The loop was over, and Jake unlocked the front door to his own office, which was generally considered to be the finest in town. The building, along with many others on the square, had been built by the Wilbanks family a hundred years earlier, and for almost that long a Wilbanks had practiced law there. The streak ended when Lucien, the last remaining Wilbanks and no doubt the craziest, had been disbarred. He had just hired Jake, fresh out of law school and full of ideals. Lucien wanted to corrupt him, but before he had the chance the State Bar Association yanked his license for the last time. With Lucien gone and no other Wilbanks around, Jake inherited a magnificent suite of offices.
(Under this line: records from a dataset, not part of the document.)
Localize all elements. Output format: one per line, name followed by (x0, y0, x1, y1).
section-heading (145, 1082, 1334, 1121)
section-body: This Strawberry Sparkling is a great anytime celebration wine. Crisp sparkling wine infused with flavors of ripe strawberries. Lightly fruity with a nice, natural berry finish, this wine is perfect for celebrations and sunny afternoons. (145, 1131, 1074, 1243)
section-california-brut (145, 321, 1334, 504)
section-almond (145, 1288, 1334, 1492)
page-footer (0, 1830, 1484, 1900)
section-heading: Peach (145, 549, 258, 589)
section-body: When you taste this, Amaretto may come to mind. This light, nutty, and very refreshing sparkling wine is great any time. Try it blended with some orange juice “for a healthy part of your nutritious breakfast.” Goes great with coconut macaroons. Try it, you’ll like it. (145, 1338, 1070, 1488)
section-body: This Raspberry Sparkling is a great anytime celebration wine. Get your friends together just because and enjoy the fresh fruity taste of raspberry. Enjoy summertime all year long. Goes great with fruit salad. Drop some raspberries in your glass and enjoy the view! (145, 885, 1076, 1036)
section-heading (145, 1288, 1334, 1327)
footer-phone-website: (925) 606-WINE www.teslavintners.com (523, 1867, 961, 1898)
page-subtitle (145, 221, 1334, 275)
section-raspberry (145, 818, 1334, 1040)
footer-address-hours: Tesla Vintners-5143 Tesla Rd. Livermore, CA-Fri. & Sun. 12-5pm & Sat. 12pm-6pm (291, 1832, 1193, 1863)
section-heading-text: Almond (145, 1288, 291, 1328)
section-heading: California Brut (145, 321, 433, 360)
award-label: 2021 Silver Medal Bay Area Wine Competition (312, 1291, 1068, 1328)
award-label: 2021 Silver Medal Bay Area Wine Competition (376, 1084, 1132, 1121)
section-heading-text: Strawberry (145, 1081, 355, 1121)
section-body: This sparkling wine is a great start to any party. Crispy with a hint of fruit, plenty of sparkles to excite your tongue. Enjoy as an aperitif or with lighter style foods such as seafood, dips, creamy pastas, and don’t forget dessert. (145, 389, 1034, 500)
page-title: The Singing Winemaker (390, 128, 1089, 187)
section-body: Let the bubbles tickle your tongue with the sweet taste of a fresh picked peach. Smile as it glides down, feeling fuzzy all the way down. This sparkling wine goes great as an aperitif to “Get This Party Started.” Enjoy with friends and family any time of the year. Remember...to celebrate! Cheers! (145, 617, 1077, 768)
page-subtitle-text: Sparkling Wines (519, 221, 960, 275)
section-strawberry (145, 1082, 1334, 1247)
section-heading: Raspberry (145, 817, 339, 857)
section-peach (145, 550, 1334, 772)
He used only five of the ten rooms available. There was a large reception area downstairs where the current secretary did her work and greeted clients. Above it, in a splendid room thirty feet by thirty, Jake spent his days behind a massive oak desk that had been used by Lucien, his father, and grandfather. When he was bored, a common occurrence, he walked to the double French doors, opened them and stepped onto the terrace, where he had a fine view of the courthouse and the square.

At 7:00 a.m., on schedule, he sat behind his desk and took a sip of coffee. He looked at his calendar for the day and admitted to himself that it did not look promising or profitable.